Прекрасная садовница, стр. 1

Понсон дю Террайль

Прекрасная садовница

(Полные похождения Рокамболя-17)

* * *

Прошло около двух лет со времени отъезда Рокамболя в Индию.

Ванда и Мармузэ почти не расставались все это время.

Милон также жил при них.

Все трое ждали возвращения господина, который был постоянным предметом их разговора.

Иногда Милон печально качал головой и говорил при этом:

— О! Он, наверное, умер.

— Это немыслимо!
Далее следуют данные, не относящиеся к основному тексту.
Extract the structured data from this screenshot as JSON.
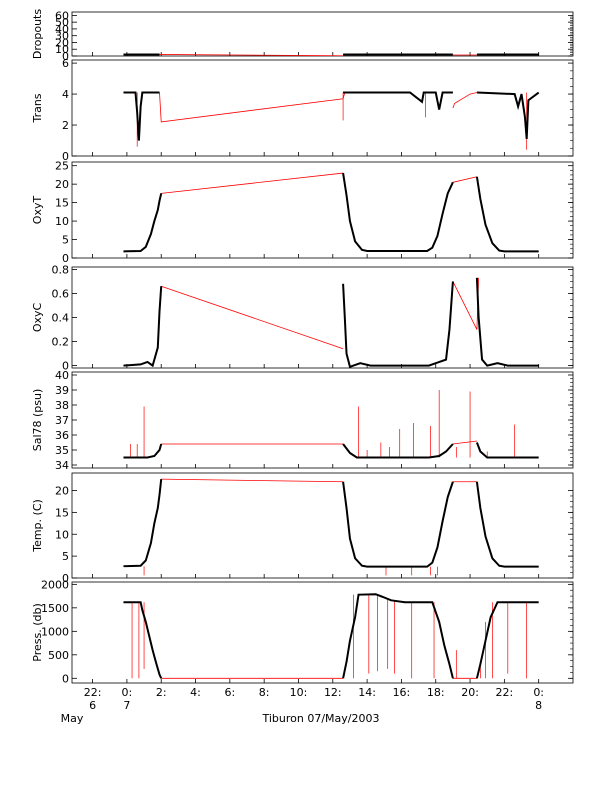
{
  "chart_data": {
    "type": "line",
    "title": "Tiburon 07/May/2003",
    "x_axis": {
      "ticks": [
        {
          "hour": -2,
          "label": "22:",
          "sub": "6"
        },
        {
          "hour": 0,
          "label": "0:",
          "sub": "7"
        },
        {
          "hour": 2,
          "label": "2:",
          "sub": ""
        },
        {
          "hour": 4,
          "label": "4:",
          "sub": ""
        },
        {
          "hour": 6,
          "label": "6:",
          "sub": ""
        },
        {
          "hour": 8,
          "label": "8:",
          "sub": ""
        },
        {
          "hour": 10,
          "label": "10:",
          "sub": ""
        },
        {
          "hour": 12,
          "label": "12:",
          "sub": ""
        },
        {
          "hour": 14,
          "label": "14:",
          "sub": ""
        },
        {
          "hour": 16,
          "label": "16:",
          "sub": ""
        },
        {
          "hour": 18,
          "label": "18:",
          "sub": ""
        },
        {
          "hour": 20,
          "label": "20:",
          "sub": ""
        },
        {
          "hour": 22,
          "label": "22:",
          "sub": ""
        },
        {
          "hour": 24,
          "label": "0:",
          "sub": "8"
        }
      ],
      "month_label": "May",
      "range": [
        -3.2,
        26.0
      ]
    },
    "panels": [
      {
        "ylabel": "Dropouts",
        "ylim": [
          0,
          65
        ],
        "ticks": [
          0,
          10,
          20,
          30,
          40,
          50,
          60
        ],
        "black": [
          [
            [
              -0.2,
              2.3
            ],
            [
              1.9,
              2.3
            ]
          ],
          [
            [
              12.6,
              2.3
            ],
            [
              19.0,
              2.3
            ]
          ],
          [
            [
              20.4,
              2.3
            ],
            [
              24.0,
              2.3
            ]
          ]
        ],
        "red": [
          [
            [
              1.9,
              2.3
            ],
            [
              12.6,
              0.3
            ]
          ],
          [
            [
              19.0,
              1.5
            ],
            [
              20.4,
              1.5
            ]
          ]
        ],
        "red_spikes": []
      },
      {
        "ylabel": "Trans",
        "ylim": [
          0,
          6.2
        ],
        "ticks": [
          0,
          2,
          4,
          6
        ],
        "black": [
          [
            [
              -0.2,
              4.1
            ],
            [
              0.5,
              4.1
            ],
            [
              0.6,
              2.8
            ],
            [
              0.7,
              1.0
            ],
            [
              0.8,
              3.2
            ],
            [
              0.9,
              4.1
            ],
            [
              1.9,
              4.1
            ]
          ],
          [
            [
              12.6,
              4.1
            ],
            [
              16.5,
              4.1
            ],
            [
              17.2,
              3.5
            ],
            [
              17.3,
              4.1
            ],
            [
              18.0,
              4.1
            ],
            [
              18.2,
              3.0
            ],
            [
              18.4,
              4.1
            ],
            [
              19.0,
              4.1
            ]
          ],
          [
            [
              20.4,
              4.1
            ],
            [
              22.6,
              4.0
            ],
            [
              22.8,
              3.2
            ],
            [
              23.0,
              4.0
            ],
            [
              23.2,
              2.5
            ],
            [
              23.3,
              1.1
            ],
            [
              23.4,
              3.6
            ],
            [
              24.0,
              4.1
            ]
          ]
        ],
        "red": [
          [
            [
              1.9,
              4.1
            ],
            [
              2.0,
              2.2
            ],
            [
              12.6,
              3.7
            ],
            [
              12.7,
              4.1
            ]
          ],
          [
            [
              19.0,
              3.1
            ],
            [
              19.1,
              3.4
            ],
            [
              20.0,
              4.0
            ],
            [
              20.4,
              4.1
            ]
          ]
        ],
        "red_spikes": [
          [
            0.6,
            4.1,
            0.6
          ],
          [
            23.3,
            4.1,
            0.4
          ],
          [
            17.4,
            4.1,
            2.5
          ],
          [
            12.6,
            4.1,
            2.3
          ]
        ]
      },
      {
        "ylabel": "OxyT",
        "ylim": [
          0,
          26
        ],
        "ticks": [
          0,
          5,
          10,
          15,
          20,
          25
        ],
        "black": [
          [
            [
              -0.2,
              1.8
            ],
            [
              0.8,
              1.9
            ],
            [
              1.1,
              3.0
            ],
            [
              1.4,
              6.5
            ],
            [
              1.6,
              10.0
            ],
            [
              1.8,
              13.0
            ],
            [
              1.9,
              15.5
            ],
            [
              2.0,
              17.5
            ]
          ],
          [
            [
              12.6,
              23.0
            ],
            [
              12.8,
              17.0
            ],
            [
              13.0,
              10.0
            ],
            [
              13.3,
              4.5
            ],
            [
              13.7,
              2.2
            ],
            [
              14.0,
              1.9
            ],
            [
              17.5,
              1.9
            ],
            [
              17.8,
              2.8
            ],
            [
              18.1,
              6.0
            ],
            [
              18.4,
              12.0
            ],
            [
              18.7,
              17.5
            ],
            [
              19.0,
              20.5
            ]
          ],
          [
            [
              20.4,
              22.0
            ],
            [
              20.6,
              16.0
            ],
            [
              20.9,
              9.0
            ],
            [
              21.3,
              4.0
            ],
            [
              21.7,
              2.0
            ],
            [
              22.0,
              1.8
            ],
            [
              24.0,
              1.8
            ]
          ]
        ],
        "red": [
          [
            [
              2.0,
              17.5
            ],
            [
              12.6,
              23.0
            ]
          ],
          [
            [
              19.0,
              20.5
            ],
            [
              20.4,
              22.0
            ]
          ]
        ],
        "red_spikes": []
      },
      {
        "ylabel": "OxyC",
        "ylim": [
          -0.02,
          0.82
        ],
        "ticks": [
          0.0,
          0.2,
          0.4,
          0.6,
          0.8
        ],
        "black": [
          [
            [
              -0.2,
              0.0
            ],
            [
              0.8,
              0.01
            ],
            [
              1.2,
              0.03
            ],
            [
              1.5,
              0.0
            ],
            [
              1.8,
              0.15
            ],
            [
              1.9,
              0.45
            ],
            [
              2.0,
              0.66
            ]
          ],
          [
            [
              12.6,
              0.68
            ],
            [
              12.7,
              0.4
            ],
            [
              12.8,
              0.1
            ],
            [
              13.0,
              -0.01
            ],
            [
              13.6,
              0.02
            ],
            [
              14.2,
              0.0
            ],
            [
              17.6,
              0.0
            ],
            [
              18.0,
              0.02
            ],
            [
              18.6,
              0.05
            ],
            [
              18.8,
              0.3
            ],
            [
              19.0,
              0.7
            ]
          ],
          [
            [
              20.4,
              0.73
            ],
            [
              20.5,
              0.4
            ],
            [
              20.7,
              0.05
            ],
            [
              21.0,
              0.0
            ],
            [
              21.6,
              0.02
            ],
            [
              22.2,
              0.0
            ],
            [
              24.0,
              0.0
            ]
          ]
        ],
        "red": [
          [
            [
              2.0,
              0.66
            ],
            [
              12.6,
              0.14
            ]
          ],
          [
            [
              19.0,
              0.7
            ],
            [
              20.4,
              0.3
            ],
            [
              20.5,
              0.73
            ]
          ]
        ],
        "red_spikes": []
      },
      {
        "ylabel": "Sal78 (psu)",
        "ylim": [
          33.8,
          40.2
        ],
        "ticks": [
          34,
          35,
          36,
          37,
          38,
          39,
          40
        ],
        "black": [
          [
            [
              -0.2,
              34.5
            ],
            [
              1.2,
              34.5
            ],
            [
              1.6,
              34.6
            ],
            [
              1.9,
              35.0
            ],
            [
              2.0,
              35.4
            ]
          ],
          [
            [
              12.6,
              35.4
            ],
            [
              13.0,
              34.8
            ],
            [
              13.4,
              34.5
            ],
            [
              17.6,
              34.5
            ],
            [
              18.2,
              34.6
            ],
            [
              18.6,
              34.9
            ],
            [
              19.0,
              35.4
            ]
          ],
          [
            [
              20.4,
              35.5
            ],
            [
              20.6,
              34.9
            ],
            [
              21.0,
              34.5
            ],
            [
              24.0,
              34.5
            ]
          ]
        ],
        "red": [
          [
            [
              2.0,
              35.4
            ],
            [
              12.6,
              35.4
            ]
          ],
          [
            [
              19.0,
              35.4
            ],
            [
              20.4,
              35.6
            ]
          ]
        ],
        "red_spikes": [
          [
            0.2,
            34.5,
            35.4
          ],
          [
            0.6,
            34.5,
            35.4
          ],
          [
            1.0,
            34.5,
            37.9
          ],
          [
            13.5,
            34.5,
            37.9
          ],
          [
            14.0,
            34.5,
            35.0
          ],
          [
            14.8,
            34.5,
            35.5
          ],
          [
            15.3,
            34.5,
            35.2
          ],
          [
            15.9,
            34.5,
            36.4
          ],
          [
            16.7,
            34.5,
            36.8
          ],
          [
            17.7,
            34.5,
            36.6
          ],
          [
            18.2,
            34.5,
            39.0
          ],
          [
            19.2,
            34.5,
            35.2
          ],
          [
            20.0,
            34.5,
            38.9
          ],
          [
            21.0,
            34.5,
            34.9
          ],
          [
            22.6,
            34.5,
            36.7
          ]
        ]
      },
      {
        "ylabel": "Temp. (C)",
        "ylim": [
          0,
          24
        ],
        "ticks": [
          0,
          5,
          10,
          15,
          20
        ],
        "black": [
          [
            [
              -0.2,
              2.7
            ],
            [
              0.8,
              2.8
            ],
            [
              1.1,
              4.0
            ],
            [
              1.4,
              8.0
            ],
            [
              1.6,
              12.5
            ],
            [
              1.8,
              16.0
            ],
            [
              1.9,
              19.0
            ],
            [
              2.0,
              22.6
            ]
          ],
          [
            [
              12.6,
              22.0
            ],
            [
              12.8,
              16.0
            ],
            [
              13.0,
              9.0
            ],
            [
              13.3,
              4.5
            ],
            [
              13.7,
              2.8
            ],
            [
              14.0,
              2.6
            ],
            [
              17.5,
              2.6
            ],
            [
              17.8,
              3.5
            ],
            [
              18.1,
              7.0
            ],
            [
              18.4,
              13.0
            ],
            [
              18.7,
              18.5
            ],
            [
              19.0,
              22.0
            ]
          ],
          [
            [
              20.4,
              22.0
            ],
            [
              20.6,
              16.0
            ],
            [
              20.9,
              9.5
            ],
            [
              21.3,
              4.5
            ],
            [
              21.7,
              2.8
            ],
            [
              22.0,
              2.6
            ],
            [
              24.0,
              2.6
            ]
          ]
        ],
        "red": [
          [
            [
              2.0,
              22.6
            ],
            [
              12.6,
              22.0
            ]
          ],
          [
            [
              19.0,
              22.0
            ],
            [
              20.4,
              22.0
            ]
          ]
        ],
        "red_spikes": [
          [
            1.0,
            2.7,
            0.6
          ],
          [
            15.1,
            2.6,
            0.6
          ],
          [
            16.6,
            2.6,
            0.6
          ],
          [
            17.7,
            2.6,
            0.6
          ],
          [
            18.1,
            2.6,
            0.6
          ]
        ]
      },
      {
        "ylabel": "Press. (db)",
        "ylim": [
          -100,
          2050
        ],
        "ticks": [
          0,
          500,
          1000,
          1500,
          2000
        ],
        "black": [
          [
            [
              -0.2,
              1620
            ],
            [
              0.8,
              1620
            ],
            [
              0.9,
              1450
            ],
            [
              1.1,
              1200
            ],
            [
              1.3,
              900
            ],
            [
              1.5,
              600
            ],
            [
              1.7,
              330
            ],
            [
              1.9,
              80
            ],
            [
              2.0,
              0
            ]
          ],
          [
            [
              12.6,
              0
            ],
            [
              12.8,
              350
            ],
            [
              13.0,
              800
            ],
            [
              13.3,
              1300
            ],
            [
              13.5,
              1780
            ],
            [
              14.5,
              1790
            ],
            [
              15.0,
              1720
            ],
            [
              15.4,
              1660
            ],
            [
              16.2,
              1620
            ],
            [
              17.8,
              1620
            ],
            [
              18.2,
              1200
            ],
            [
              18.5,
              700
            ],
            [
              18.8,
              300
            ],
            [
              19.0,
              0
            ]
          ],
          [
            [
              20.4,
              0
            ],
            [
              20.6,
              300
            ],
            [
              20.9,
              800
            ],
            [
              21.2,
              1300
            ],
            [
              21.6,
              1620
            ],
            [
              24.0,
              1620
            ]
          ]
        ],
        "red": [
          [
            [
              2.0,
              0
            ],
            [
              12.6,
              0
            ]
          ],
          [
            [
              19.0,
              0
            ],
            [
              20.4,
              0
            ]
          ]
        ],
        "red_spikes": [
          [
            0.3,
            1620,
            0
          ],
          [
            0.7,
            1620,
            0
          ],
          [
            1.0,
            1620,
            200
          ],
          [
            13.2,
            1780,
            0
          ],
          [
            14.1,
            1780,
            100
          ],
          [
            14.6,
            1790,
            150
          ],
          [
            15.2,
            1700,
            200
          ],
          [
            15.6,
            1640,
            100
          ],
          [
            16.6,
            1620,
            0
          ],
          [
            17.9,
            1620,
            0
          ],
          [
            19.2,
            0,
            600
          ],
          [
            20.6,
            300,
            0
          ],
          [
            20.9,
            1200,
            0
          ],
          [
            21.3,
            1620,
            0
          ],
          [
            22.2,
            1620,
            100
          ],
          [
            23.3,
            1620,
            0
          ]
        ]
      }
    ],
    "colors": {
      "data": "#000000",
      "interp": "#ff0000"
    }
  }
}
Я уверена, что он не умер, — возражала Ванда. — И знаете, почему я так твердо убеждена в этом?

— Почему? — спросил Милон.

— Я очень нервна и вследствие этого очень впечатлительна и через это-то обладаю в некоторой степени даром ясновидения. Близкие мне люди часто являются ко мне во сне, хотя бы они были от меня на расстоянии тысяч верст.

— Так вы видели во сне Рокамболя?

— Десять раз со времени его отъезда.

Видя, что Милон покачал головой, Ванда добавила:

— Я готова побиться об заклад, что если бы кто-нибудь усыпил меня, то я бы могла рассказать, скоро ли он вернется и что с ним делается.

Милон снова покачал недоверчиво головой.

Но Мармузэ тотчас же решился исполнить ее желание и сейчас же пошел в Рыбацкое предместье, № 49, где жил в то время некто Гунт — американец по происхождению, прославившийся в Париже как опытный и искусный доктор-магнетизер.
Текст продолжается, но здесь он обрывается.